For purely local, loopback-only traffic (control #1, bound to 127.0.0.1) TLS is optional. Any time requests leave the host over an untrusted network, TLS is required.

4. Disable custom Python execution in Workflows

Workflows can contain Custom Python blocks — arbitrary Python that runs inside the server process. This is a powerful feature, but it means that anyone who can submit a Workflow to the server can run arbitrary code on your host. On a server reachable by untrusted clients, that is remote code execution.

This is controlled by ALLOW_CUSTOM_PYTHON_EXECUTION_IN_WORKFLOWS.

Setting Effect
True (current default) Workflows may define and run custom Python blocks.
False Custom Python blocks are rejected; all other Workflow features still work.

If your Workflows do not rely on custom Python, set it to False:

docker run --rm -p 9001:9001 \
  -e ALLOW_CUSTOM_PYTHON_EXECUTION_IN_WORKFLOWS=false \
  roboflow/roboflow-inference-server-cpu:latest

The default is changing on 2026-06-19

Today this flag defaults to True for backward compatibility. On 2026-06-19 the default will change to False. If your Workflows depend on custom Python blocks, set ALLOW_CUSTOM_PYTHON_EXECUTION_IN_WORKFLOWS=true explicitly so they keep working after that date. Otherwise, leave it disabled — and prefer enabling it only on deployments where the network and authentication controls above are already in place.
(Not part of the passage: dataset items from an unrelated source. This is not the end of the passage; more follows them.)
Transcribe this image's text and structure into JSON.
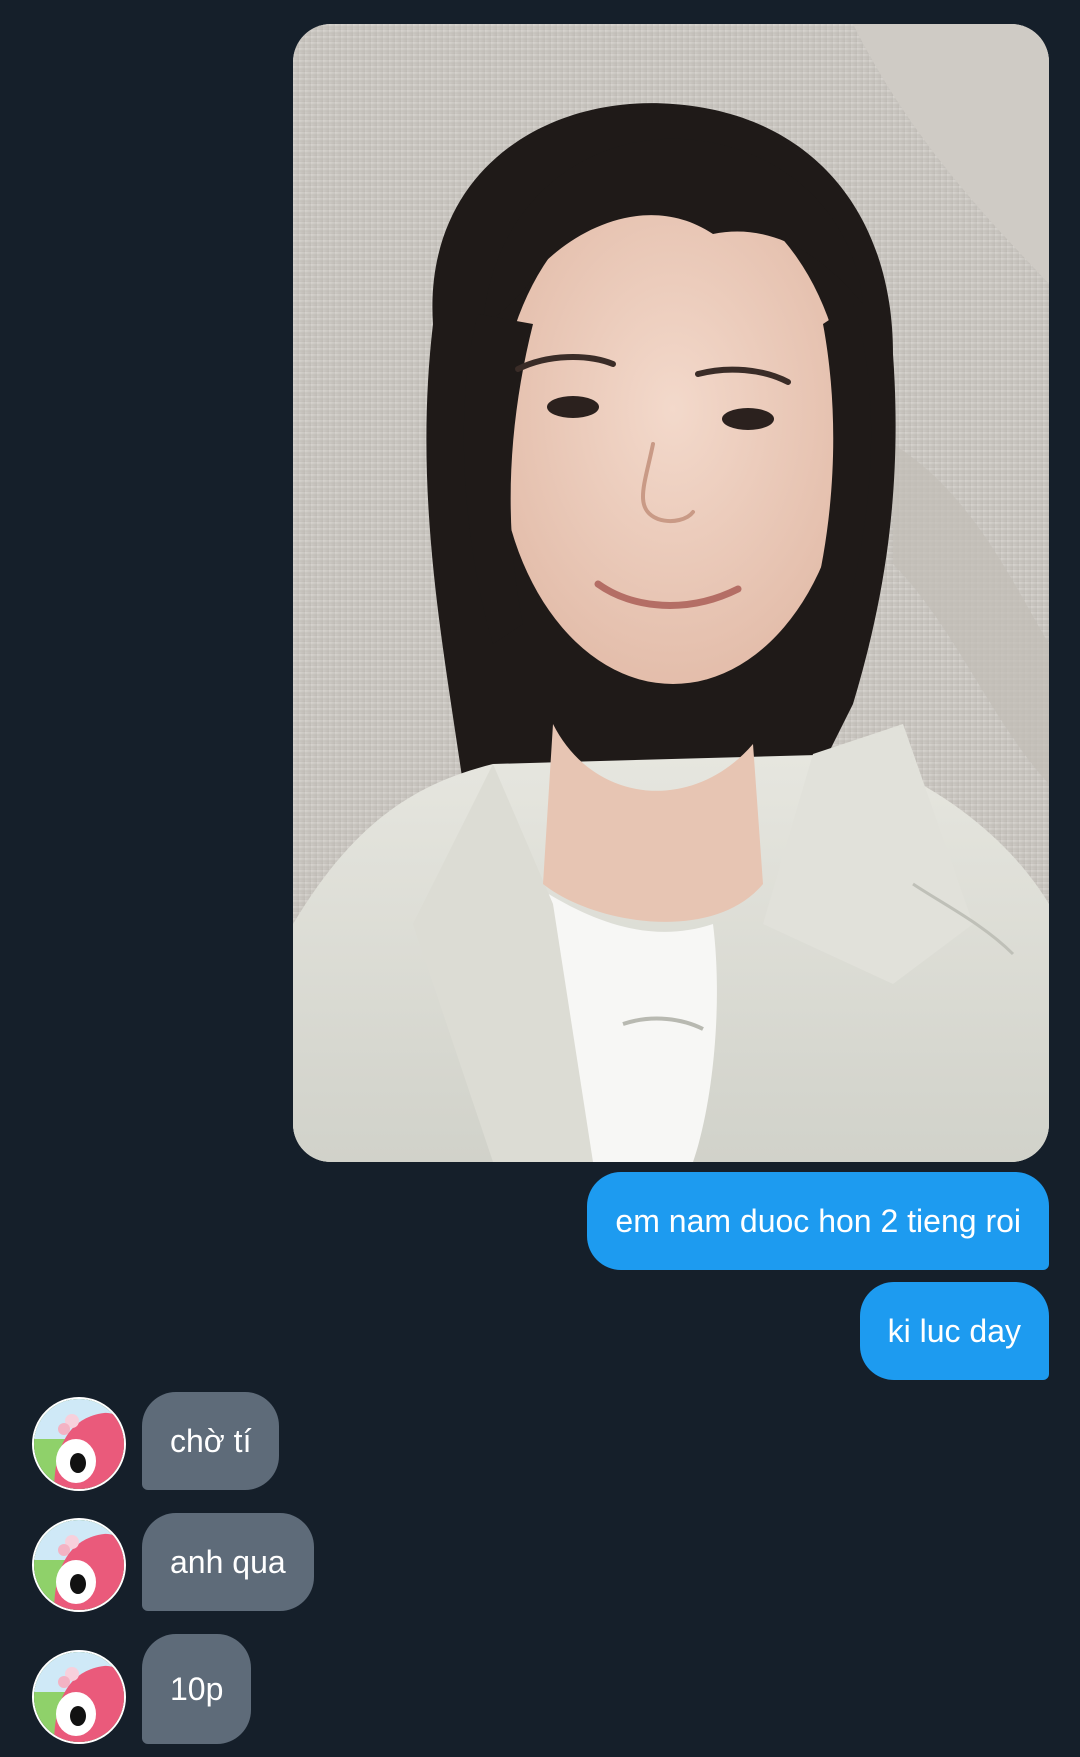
{
  "conversation": {
    "image_message": {
      "description_name": "selfie-photo"
    },
    "outgoing": [
      {
        "text": "em nam duoc hon 2 tieng roi"
      },
      {
        "text": "ki luc day"
      }
    ],
    "incoming": [
      {
        "text": "chờ tí"
      },
      {
        "text": "anh qua"
      },
      {
        "text": "10p"
      }
    ]
  },
  "colors": {
    "background": "#151f2a",
    "outgoing_bubble": "#1d9bf0",
    "incoming_bubble": "#5e6b79",
    "text": "#ffffff"
  }
}
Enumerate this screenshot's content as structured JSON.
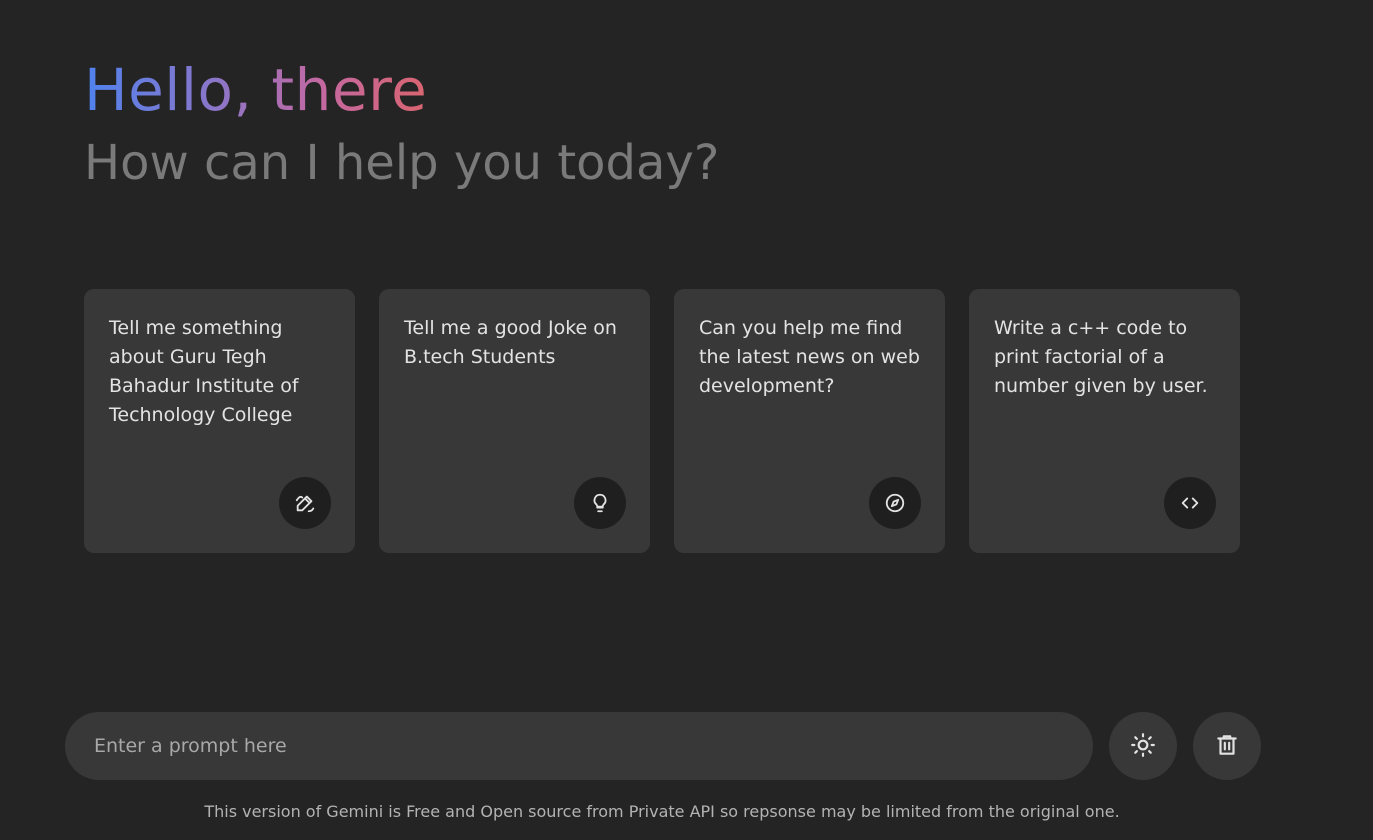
{
  "header": {
    "greeting": "Hello, there",
    "subtitle": "How can I help you today?"
  },
  "suggestions": [
    {
      "text": "Tell me something about Guru Tegh Bahadur Institute of Technology College",
      "icon": "draw-icon"
    },
    {
      "text": "Tell me a good Joke on B.tech Students",
      "icon": "lightbulb-icon"
    },
    {
      "text": "Can you help me find the latest news on web development?",
      "icon": "explore-icon"
    },
    {
      "text": "Write a c++ code to print factorial of a number given by user.",
      "icon": "code-icon"
    }
  ],
  "typing": {
    "placeholder": "Enter a prompt here",
    "value": ""
  },
  "disclaimer": "This version of Gemini is Free and Open source from Private API so repsonse may be limited from the original one.",
  "colors": {
    "background": "#242424",
    "card": "#383838",
    "icon_bg": "#1f1f1f",
    "gradient_start": "#4f82ee",
    "gradient_end": "#d96570",
    "subtitle": "#7a7a7a"
  }
}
For any self-hosted server that is reachable beyond localhost:

  • [ ] Network access restricted to known clients (firewall / private network / proxy).
  • [ ] WORKSPACES_WHITELISTED_FOR_LOCAL_DEPLOYMENT set, or your own auth in front.
  • [ ] TLS terminated at the server or an upstream proxy.
  • [ ] ALLOW_CUSTOM_PYTHON_EXECUTION_IN_WORKFLOWS=false unless you genuinely need it.